21. The complainant had referred the reporter to a member of the church, and had said that they would be able to advise the reporter on the deliverance programme, in his absence. The complainant had also referred to this individual as his “assistant”. This gave a particular impression of the church member’s knowledge of the deliverance programme, and his ability to offer advice in relation to it. In those circumstances, and particularly where the complainant, the pastor of the church, had referred to this individual as his “assistant”, the reference to him as an “assistant pastor” would not have misled readers in a significant way. This aspect of the complaint did not represent a breach of Clause 1.

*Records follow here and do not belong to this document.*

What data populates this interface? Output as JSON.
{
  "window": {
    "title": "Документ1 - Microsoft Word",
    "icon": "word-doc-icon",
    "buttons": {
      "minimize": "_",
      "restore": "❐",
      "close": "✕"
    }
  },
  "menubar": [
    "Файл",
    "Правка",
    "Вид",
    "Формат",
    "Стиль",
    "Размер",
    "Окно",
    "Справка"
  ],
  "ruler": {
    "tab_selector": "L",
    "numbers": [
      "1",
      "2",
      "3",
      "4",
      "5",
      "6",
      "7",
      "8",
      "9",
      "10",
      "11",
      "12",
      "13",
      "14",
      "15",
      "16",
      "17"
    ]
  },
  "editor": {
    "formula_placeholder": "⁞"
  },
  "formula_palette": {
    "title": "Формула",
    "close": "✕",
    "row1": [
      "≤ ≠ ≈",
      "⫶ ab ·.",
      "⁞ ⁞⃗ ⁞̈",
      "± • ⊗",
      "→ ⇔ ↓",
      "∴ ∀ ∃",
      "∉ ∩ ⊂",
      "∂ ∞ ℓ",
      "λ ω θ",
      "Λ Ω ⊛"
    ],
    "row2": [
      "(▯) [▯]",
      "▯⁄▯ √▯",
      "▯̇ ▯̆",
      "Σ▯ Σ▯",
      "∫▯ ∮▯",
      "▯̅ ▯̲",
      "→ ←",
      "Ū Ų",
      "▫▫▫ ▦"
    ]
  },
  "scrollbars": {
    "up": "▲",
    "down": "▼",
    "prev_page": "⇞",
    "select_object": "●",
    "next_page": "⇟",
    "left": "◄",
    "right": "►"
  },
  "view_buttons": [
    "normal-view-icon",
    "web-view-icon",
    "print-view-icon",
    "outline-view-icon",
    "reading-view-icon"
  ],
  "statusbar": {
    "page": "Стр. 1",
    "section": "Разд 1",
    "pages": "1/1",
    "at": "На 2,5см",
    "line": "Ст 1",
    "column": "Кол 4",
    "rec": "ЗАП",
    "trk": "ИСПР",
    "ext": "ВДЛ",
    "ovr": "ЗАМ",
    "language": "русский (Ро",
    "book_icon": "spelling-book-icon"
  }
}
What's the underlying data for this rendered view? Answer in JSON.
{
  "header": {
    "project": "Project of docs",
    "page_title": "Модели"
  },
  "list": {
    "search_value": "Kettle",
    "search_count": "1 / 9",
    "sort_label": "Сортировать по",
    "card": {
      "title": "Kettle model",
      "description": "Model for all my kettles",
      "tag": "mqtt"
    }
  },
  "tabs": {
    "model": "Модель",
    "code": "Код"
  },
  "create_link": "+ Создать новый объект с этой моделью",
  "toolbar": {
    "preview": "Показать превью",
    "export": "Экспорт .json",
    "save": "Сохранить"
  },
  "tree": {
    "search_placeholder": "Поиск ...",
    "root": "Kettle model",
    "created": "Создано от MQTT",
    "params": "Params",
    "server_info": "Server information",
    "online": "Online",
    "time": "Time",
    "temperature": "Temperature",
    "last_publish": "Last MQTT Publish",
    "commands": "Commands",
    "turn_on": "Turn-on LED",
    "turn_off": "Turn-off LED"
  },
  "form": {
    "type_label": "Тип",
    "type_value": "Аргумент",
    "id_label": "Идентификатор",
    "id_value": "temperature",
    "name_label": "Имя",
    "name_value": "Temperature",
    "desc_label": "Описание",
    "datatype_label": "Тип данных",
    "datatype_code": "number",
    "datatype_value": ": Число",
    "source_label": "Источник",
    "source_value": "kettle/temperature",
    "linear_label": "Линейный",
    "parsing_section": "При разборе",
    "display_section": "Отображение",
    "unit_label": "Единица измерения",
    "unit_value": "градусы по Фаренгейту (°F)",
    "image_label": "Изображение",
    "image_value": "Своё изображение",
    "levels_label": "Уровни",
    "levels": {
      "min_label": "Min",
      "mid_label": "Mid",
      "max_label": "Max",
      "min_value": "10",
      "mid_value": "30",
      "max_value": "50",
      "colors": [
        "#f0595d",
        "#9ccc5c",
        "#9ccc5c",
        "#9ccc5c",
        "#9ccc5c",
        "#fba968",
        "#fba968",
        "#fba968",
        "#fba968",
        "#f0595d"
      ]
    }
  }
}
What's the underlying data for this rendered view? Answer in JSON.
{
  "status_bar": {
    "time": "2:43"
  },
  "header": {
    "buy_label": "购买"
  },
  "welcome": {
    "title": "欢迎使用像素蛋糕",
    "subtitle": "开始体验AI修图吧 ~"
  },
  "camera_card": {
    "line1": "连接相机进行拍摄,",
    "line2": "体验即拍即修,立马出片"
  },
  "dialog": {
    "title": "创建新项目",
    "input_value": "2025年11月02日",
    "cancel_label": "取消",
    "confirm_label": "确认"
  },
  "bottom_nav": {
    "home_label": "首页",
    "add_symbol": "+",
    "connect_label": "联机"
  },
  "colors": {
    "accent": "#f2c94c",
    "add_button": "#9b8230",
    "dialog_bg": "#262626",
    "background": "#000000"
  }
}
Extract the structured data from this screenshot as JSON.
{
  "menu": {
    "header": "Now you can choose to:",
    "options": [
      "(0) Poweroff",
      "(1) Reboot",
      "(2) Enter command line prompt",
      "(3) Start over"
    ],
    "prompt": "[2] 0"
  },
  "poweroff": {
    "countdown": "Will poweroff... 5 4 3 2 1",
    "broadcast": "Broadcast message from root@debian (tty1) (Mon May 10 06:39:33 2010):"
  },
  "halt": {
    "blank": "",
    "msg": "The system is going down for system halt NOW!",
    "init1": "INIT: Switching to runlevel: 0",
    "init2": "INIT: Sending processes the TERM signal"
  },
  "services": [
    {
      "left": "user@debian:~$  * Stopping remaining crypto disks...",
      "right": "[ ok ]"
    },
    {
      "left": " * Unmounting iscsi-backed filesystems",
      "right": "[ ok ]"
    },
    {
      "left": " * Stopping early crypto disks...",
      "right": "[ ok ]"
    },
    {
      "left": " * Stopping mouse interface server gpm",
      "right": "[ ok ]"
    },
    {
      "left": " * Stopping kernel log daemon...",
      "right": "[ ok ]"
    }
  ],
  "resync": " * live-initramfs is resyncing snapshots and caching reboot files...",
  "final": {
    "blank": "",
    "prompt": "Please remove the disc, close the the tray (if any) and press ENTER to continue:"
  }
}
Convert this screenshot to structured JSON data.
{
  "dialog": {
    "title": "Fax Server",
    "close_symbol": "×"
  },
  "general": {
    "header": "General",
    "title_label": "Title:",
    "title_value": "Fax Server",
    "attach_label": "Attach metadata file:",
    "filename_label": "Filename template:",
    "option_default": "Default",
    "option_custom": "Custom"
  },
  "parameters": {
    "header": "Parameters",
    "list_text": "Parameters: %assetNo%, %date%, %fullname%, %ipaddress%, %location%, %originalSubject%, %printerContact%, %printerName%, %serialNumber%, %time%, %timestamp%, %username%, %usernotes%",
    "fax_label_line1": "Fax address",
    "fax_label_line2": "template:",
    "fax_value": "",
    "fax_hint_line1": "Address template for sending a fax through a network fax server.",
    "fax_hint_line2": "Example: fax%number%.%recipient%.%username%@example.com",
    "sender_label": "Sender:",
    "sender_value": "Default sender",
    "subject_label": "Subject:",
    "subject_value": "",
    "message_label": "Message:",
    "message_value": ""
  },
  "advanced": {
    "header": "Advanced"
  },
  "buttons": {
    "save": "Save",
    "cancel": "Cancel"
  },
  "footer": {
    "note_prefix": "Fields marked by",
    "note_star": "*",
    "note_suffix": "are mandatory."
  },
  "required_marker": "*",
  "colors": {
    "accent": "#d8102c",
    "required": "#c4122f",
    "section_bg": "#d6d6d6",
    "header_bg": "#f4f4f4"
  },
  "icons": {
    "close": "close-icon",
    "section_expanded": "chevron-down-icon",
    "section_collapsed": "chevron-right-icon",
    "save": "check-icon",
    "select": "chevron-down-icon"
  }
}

22. A photograph of a car had been published alongside two of the articles. It had disclosed an obscured licence plate and no information within the article had identified the car as being that of the complainant. The photograph of the complainant showed his likeness, and was publicly available on the church’s website. The Committee noted the complainant’s position that his address would be identified from the details in the article, but did not consider that the article contained any information about which the complainant had a reasonable expectation of privacy. There was no breach of Clause 2.
23. The complaint was not upheld.
Remedial Action Required
Independent Complaints Reviewer
The complainant complained to the Independent Complaints Reviewer about the process followed by IPSO in handling this complaint. The Independent Complaints Reviewer decided that the process was not flawed and did not uphold the request for review.